Mir ist die Definition von Ablehnung, die es ja hier zu untersuchen gilt, nicht ganz klar.
Es gibt aus meiner Sicht nämlich zwei Erscheinungsformen von Ablehnung:

eine eher leise Variante (Wenn ich mal ganz genau in mich hineinhorche, dann merke ich, dass hier und da doch das ein oder andere Ressentiment schlummert und ich frage mich ganz ernsthaft, wo es herkommt.)

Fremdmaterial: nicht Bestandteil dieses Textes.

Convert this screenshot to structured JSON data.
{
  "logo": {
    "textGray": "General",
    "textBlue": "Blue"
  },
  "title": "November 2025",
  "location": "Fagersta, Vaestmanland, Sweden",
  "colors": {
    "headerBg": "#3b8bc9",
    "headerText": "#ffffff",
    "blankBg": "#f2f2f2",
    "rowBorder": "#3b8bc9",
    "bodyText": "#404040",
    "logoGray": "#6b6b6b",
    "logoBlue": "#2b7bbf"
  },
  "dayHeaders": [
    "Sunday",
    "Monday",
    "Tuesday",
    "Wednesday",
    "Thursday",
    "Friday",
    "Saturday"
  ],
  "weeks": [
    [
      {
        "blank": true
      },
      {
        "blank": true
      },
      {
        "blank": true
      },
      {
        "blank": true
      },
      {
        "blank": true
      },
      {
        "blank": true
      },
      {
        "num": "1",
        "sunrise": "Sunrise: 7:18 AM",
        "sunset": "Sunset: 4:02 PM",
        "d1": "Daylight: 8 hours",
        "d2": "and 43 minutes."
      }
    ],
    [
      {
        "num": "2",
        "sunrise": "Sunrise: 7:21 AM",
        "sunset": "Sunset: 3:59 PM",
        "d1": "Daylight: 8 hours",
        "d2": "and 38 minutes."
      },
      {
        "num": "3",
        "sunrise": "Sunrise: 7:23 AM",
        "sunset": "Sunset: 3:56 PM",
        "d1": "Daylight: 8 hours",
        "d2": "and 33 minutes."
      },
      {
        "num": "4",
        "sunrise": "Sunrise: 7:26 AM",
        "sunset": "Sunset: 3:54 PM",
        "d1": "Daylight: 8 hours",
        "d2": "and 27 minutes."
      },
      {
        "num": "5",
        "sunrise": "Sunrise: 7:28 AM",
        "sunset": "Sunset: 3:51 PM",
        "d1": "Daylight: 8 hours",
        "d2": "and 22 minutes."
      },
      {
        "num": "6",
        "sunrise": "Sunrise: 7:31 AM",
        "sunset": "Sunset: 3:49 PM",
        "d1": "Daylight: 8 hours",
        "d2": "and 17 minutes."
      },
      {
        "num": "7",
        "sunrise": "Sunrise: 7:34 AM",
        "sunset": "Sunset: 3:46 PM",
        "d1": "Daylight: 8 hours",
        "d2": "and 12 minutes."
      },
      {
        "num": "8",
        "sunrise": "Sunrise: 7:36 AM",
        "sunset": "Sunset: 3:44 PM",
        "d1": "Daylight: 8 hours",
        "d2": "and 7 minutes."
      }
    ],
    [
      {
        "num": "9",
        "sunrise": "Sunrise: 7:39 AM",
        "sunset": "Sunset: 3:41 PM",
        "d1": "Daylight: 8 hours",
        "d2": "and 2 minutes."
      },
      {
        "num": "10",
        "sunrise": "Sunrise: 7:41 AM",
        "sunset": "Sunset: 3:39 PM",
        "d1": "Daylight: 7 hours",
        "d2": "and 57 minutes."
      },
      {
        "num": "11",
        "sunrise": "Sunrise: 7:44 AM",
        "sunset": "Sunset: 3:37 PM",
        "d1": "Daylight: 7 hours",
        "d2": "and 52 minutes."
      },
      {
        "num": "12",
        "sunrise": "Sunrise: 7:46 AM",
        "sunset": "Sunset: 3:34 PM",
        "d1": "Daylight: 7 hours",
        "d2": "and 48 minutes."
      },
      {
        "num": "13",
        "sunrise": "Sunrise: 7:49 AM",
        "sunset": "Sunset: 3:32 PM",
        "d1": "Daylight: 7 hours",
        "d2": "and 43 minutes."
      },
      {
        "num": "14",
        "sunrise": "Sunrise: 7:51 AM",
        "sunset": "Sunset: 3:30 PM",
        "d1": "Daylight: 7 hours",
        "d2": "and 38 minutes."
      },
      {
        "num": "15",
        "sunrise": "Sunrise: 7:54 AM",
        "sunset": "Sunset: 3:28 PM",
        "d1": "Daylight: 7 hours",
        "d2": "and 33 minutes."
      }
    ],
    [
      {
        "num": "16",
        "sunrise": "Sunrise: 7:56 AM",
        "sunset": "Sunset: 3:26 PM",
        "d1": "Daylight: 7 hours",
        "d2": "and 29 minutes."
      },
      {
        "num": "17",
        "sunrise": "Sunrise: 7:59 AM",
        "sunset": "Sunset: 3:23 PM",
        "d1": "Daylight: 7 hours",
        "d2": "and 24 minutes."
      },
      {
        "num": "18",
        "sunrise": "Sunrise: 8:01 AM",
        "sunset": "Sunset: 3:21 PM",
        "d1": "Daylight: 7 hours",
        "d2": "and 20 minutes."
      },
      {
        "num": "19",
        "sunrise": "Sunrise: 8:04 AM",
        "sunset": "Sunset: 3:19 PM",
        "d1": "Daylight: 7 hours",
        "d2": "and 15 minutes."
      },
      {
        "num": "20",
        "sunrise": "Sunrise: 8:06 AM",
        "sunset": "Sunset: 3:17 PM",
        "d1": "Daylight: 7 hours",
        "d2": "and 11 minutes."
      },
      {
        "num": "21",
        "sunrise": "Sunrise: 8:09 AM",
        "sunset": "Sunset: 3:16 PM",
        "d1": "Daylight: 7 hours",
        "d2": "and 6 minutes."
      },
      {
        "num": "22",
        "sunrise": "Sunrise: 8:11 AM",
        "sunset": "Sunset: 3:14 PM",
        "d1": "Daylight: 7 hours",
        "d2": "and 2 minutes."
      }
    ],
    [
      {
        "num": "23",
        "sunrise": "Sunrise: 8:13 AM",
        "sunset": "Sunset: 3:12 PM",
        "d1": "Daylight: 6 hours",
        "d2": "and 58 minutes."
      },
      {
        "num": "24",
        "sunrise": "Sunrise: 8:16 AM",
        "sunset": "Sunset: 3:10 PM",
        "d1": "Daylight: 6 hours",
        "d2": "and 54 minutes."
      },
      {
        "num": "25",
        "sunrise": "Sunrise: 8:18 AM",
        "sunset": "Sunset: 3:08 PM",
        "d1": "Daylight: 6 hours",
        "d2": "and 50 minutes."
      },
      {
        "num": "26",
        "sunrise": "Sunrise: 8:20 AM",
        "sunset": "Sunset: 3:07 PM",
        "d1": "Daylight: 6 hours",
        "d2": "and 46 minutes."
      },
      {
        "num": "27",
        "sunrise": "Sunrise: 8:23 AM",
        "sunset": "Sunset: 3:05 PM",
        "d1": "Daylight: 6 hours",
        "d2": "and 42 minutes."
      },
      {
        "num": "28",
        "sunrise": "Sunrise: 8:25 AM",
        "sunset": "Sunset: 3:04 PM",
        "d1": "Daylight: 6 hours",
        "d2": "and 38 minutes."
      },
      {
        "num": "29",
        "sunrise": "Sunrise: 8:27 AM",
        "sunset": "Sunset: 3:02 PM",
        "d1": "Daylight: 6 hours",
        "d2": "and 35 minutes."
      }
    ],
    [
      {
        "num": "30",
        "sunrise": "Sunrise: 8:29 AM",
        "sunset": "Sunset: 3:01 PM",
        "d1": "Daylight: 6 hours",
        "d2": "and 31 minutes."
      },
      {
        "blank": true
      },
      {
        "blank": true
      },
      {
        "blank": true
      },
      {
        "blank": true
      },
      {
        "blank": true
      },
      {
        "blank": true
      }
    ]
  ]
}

und es gibt eine brüllende, stumpfsinnige, verletzende und sehr gewalttätige Erscheinungsform von Ablehnung.
Ich denke, dass es müßig wäre, bei letzterer Variante irgendwie psychologisieren zu wollen, woher der angeblich zugrunde liegende Fremdenhass kommt (Angst? Vor dem Anderen? Angst manchmal auch vor sich selbst?) Und ich denke auch, dass hier als Gegenstrategien Aufklärung und „Angst vor dem Fremden nehmen“ grundsätzlich versagen müssen, weil es meiner Ansicht nach nur ein Pöbeln um des Pöbelns willen ist. Macht ausüben. Andere an ihrem empfindlichsten Punkt treffen wollen. Um sich selbst mal groß zu fühlen. Kompensationsversuche für das eigene Minderwertigkeitsempfinden.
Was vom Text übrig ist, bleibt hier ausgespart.